Dublin 1998:191 ST CATHERINE'S CHURCH, THOMAS STREET, DUBLIN Urban medieval O147339 98E0236 St Catherine's was a parish church in medieval Dublin, and the original building is thought to have occupied much the same site on Tomas Street as the present church, which dates to c. 1707. It is a fine example of a galleried church, a type common in Dublin from the late 17th century. The main facade, which survives intact, is of granite. In the interior the timber-fronted gallery survives relatively intact. It consists of superimposed Doric columns that hold the continuous galley above. There are also the remains of an organ. The church was substantially renovated in the recent past but was later badly vandalised, with many of the timber fittings removed. In the crypt at the east end of the church there are up to nine lead-lined coffins, some highly decorated. The remains include those of the Earl and Countess of Meath, Lord and Lady Brabazon.

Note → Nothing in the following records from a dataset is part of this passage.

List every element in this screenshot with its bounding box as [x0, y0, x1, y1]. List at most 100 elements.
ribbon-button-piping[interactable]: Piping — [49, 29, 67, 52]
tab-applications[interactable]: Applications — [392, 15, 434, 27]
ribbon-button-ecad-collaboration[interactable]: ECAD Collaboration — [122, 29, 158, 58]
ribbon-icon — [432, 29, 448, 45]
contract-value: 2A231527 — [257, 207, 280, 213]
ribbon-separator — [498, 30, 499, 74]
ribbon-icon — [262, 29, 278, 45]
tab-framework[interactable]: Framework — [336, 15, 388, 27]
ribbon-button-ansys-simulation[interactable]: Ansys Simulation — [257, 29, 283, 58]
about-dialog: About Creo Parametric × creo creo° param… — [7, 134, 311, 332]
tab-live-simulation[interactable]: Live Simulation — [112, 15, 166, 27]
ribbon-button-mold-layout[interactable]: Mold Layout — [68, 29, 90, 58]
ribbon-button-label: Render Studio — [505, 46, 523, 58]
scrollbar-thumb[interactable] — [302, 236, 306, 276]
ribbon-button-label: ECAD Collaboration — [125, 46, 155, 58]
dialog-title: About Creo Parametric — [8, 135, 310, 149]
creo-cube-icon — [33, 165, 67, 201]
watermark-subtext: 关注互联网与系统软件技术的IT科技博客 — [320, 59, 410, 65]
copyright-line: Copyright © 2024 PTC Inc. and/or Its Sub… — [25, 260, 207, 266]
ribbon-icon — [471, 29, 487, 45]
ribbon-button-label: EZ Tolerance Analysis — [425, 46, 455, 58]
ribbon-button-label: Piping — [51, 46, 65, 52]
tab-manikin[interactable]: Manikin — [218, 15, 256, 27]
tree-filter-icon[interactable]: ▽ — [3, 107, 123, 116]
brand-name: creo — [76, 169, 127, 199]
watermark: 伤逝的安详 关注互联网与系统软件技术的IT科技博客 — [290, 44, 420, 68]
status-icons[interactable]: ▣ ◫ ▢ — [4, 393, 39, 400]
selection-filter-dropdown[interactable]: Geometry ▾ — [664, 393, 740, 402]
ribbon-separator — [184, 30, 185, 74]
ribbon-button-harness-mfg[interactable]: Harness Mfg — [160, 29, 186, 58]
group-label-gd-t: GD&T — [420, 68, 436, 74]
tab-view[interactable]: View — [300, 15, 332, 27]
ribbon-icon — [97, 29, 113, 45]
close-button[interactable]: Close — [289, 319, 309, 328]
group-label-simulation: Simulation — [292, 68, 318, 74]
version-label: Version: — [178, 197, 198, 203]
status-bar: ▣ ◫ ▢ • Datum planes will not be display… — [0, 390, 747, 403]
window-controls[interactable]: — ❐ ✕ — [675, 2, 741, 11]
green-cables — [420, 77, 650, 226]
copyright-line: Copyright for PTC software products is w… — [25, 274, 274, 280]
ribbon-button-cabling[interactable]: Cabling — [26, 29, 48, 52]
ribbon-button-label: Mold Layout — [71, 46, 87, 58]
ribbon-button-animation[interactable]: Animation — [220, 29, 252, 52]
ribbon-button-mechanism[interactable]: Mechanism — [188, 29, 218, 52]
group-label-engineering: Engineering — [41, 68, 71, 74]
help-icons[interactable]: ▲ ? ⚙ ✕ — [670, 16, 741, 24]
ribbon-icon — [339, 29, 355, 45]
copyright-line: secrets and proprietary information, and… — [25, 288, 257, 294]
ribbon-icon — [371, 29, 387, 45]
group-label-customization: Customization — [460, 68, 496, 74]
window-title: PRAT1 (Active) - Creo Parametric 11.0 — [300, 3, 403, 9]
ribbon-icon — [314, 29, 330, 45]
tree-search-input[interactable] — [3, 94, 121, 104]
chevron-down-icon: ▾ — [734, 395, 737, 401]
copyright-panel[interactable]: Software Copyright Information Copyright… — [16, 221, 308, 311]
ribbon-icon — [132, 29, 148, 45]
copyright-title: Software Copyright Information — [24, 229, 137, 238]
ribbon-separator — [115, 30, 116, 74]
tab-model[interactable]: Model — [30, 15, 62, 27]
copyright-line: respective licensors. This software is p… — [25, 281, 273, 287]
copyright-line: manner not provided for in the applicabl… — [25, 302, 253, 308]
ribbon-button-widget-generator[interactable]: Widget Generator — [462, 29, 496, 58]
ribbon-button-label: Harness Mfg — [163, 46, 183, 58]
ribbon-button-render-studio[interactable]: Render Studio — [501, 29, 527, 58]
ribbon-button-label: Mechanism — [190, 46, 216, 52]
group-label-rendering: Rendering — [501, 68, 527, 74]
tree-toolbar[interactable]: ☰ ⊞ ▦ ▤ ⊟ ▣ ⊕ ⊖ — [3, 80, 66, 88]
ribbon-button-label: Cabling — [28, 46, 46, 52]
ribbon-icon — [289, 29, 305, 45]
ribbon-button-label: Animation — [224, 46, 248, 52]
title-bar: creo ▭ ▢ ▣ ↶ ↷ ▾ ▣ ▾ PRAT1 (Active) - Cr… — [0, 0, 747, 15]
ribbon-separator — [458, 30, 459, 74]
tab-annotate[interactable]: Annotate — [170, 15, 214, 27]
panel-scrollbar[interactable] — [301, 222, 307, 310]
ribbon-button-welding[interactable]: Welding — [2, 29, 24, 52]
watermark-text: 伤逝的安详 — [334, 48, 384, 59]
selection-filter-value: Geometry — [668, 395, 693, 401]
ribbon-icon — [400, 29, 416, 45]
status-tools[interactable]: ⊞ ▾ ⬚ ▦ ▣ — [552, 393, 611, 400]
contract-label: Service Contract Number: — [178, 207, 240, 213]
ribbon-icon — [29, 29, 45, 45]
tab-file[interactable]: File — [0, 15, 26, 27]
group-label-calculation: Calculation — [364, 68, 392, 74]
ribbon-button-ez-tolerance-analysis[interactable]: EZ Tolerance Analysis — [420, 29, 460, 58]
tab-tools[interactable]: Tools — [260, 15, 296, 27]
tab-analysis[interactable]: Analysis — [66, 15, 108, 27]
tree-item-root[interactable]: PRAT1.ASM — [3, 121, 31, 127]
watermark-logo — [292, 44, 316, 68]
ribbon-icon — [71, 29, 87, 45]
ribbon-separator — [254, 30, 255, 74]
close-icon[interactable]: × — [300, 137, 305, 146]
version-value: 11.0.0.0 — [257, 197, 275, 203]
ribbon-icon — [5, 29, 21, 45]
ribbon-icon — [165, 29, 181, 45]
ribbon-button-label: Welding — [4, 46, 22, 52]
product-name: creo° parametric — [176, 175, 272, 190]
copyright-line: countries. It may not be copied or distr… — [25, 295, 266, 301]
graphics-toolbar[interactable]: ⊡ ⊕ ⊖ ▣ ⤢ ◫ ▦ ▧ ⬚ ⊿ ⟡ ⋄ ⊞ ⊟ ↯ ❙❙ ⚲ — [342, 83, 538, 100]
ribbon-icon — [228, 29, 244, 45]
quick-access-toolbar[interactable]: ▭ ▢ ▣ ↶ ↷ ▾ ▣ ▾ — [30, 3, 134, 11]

Archaeological monitoring of excavations, which formed part of refurbishment works at the church, was carried out between February and July 1998. The excavations consisted of a general reduction of ground level in the nave and in an annexe at the south-east corner of the church, the excavation of a pit in the centre of the nave to facilitate the construction of a new baptismal font, and the excavation of a trench for drainage pipes at the rear of the church.
Archaeological deposits were recorded in the pit in the centre of the nave. These indicated that there was considerable infilling of soils and rubble before or during the construction of the church. Large dumps of disarticulated human bones recorded in some of these layers suggest that a number of earlier human graves, probably associated with the medieval church, were disturbed during the construction of the church. However, there was no evidence of in situ medieval deposits or any human burials in any of the excavated areas. Tim Coughlan, c/o Margaret Gowen & Co. Ltd, 2 Killiney View, Albert Road Lower, Glenageary, Co. Dublin.